La sentinelle écrit par Claire Clément et illustré par Alca Aux éditions Du Pourquoi Pas ??


La sentinelle
J'habite en Guyane, en pays amérindien et j'appartiens au peuple des Wayanas. Mon village s’appelle Antecume-Pata. Il est situé en pleine forêt amazonienne, au bord du fleuve, le Haut Maroni. Notre village est si isolé que notre seul moyen de transport est la pirogue.

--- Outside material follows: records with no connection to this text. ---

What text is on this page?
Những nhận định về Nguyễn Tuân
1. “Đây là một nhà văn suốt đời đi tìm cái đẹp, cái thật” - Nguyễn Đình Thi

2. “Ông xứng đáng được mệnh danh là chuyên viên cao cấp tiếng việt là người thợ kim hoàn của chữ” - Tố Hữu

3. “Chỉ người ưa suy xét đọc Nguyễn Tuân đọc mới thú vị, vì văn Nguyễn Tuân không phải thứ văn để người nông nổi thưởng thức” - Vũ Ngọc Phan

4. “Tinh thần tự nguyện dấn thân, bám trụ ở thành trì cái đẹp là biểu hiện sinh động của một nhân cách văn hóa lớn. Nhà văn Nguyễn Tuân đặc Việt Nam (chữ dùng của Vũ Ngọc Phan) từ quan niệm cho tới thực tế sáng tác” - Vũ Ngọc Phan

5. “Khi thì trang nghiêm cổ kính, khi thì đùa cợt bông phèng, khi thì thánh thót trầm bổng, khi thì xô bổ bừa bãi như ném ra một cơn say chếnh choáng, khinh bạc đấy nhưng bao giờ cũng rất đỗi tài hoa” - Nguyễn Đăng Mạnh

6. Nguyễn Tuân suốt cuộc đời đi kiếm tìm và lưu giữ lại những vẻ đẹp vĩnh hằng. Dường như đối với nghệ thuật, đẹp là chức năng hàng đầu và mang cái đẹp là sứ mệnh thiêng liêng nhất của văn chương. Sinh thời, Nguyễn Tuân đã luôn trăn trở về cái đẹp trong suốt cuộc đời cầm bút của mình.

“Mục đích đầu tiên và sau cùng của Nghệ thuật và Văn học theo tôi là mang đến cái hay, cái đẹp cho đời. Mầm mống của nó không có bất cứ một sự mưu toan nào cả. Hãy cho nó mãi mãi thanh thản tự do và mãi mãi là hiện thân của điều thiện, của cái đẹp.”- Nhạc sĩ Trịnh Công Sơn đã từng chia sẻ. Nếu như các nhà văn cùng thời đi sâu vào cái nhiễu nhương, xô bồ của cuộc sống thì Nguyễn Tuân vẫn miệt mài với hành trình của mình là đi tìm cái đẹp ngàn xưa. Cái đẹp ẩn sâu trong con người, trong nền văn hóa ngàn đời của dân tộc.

À deux ans, mon grand-père, qui est Grand Man, chef coutumier du village, m’a emmené au grand carbet, une case ouverte où tout le monde se réunit. J’étais sur ses genoux et des femmes, des hommes se sont approchés de nous en s’exclamant : — Regardez ! C’est tout le portrait de son grand-père ! Ces visages qui se penchaient sur moi m’ont effrayé. Alors mon grand-père m’a mis sur ses épaules : — Là, Aïku, m’a–t–il dit, tu es un géant, aussi grand qu’un bananier, il ne peut rien t’arriver. C’est alors que j’ai aperçu Tutti qui, lui, était sur les épaules de son père, les cheveux si emmêlés que des pics se dressaient sur sa tête. Ça lui donnait l’air d’un lutin malicieux. J’ai pointé un doigt vers lui. Mon grand–père ne s’y est pas trompé, il a annoncé : — Ces deux–là seront amis, je vous le prédis ! Et c’est ce qui s’est passé. Tutti et moi, nous ne nous sommes plus quittés. Comme sa maison est à côté de la mienne, nous avons grandi ensemble. Dans la journée, nous dormions dans le même hamac..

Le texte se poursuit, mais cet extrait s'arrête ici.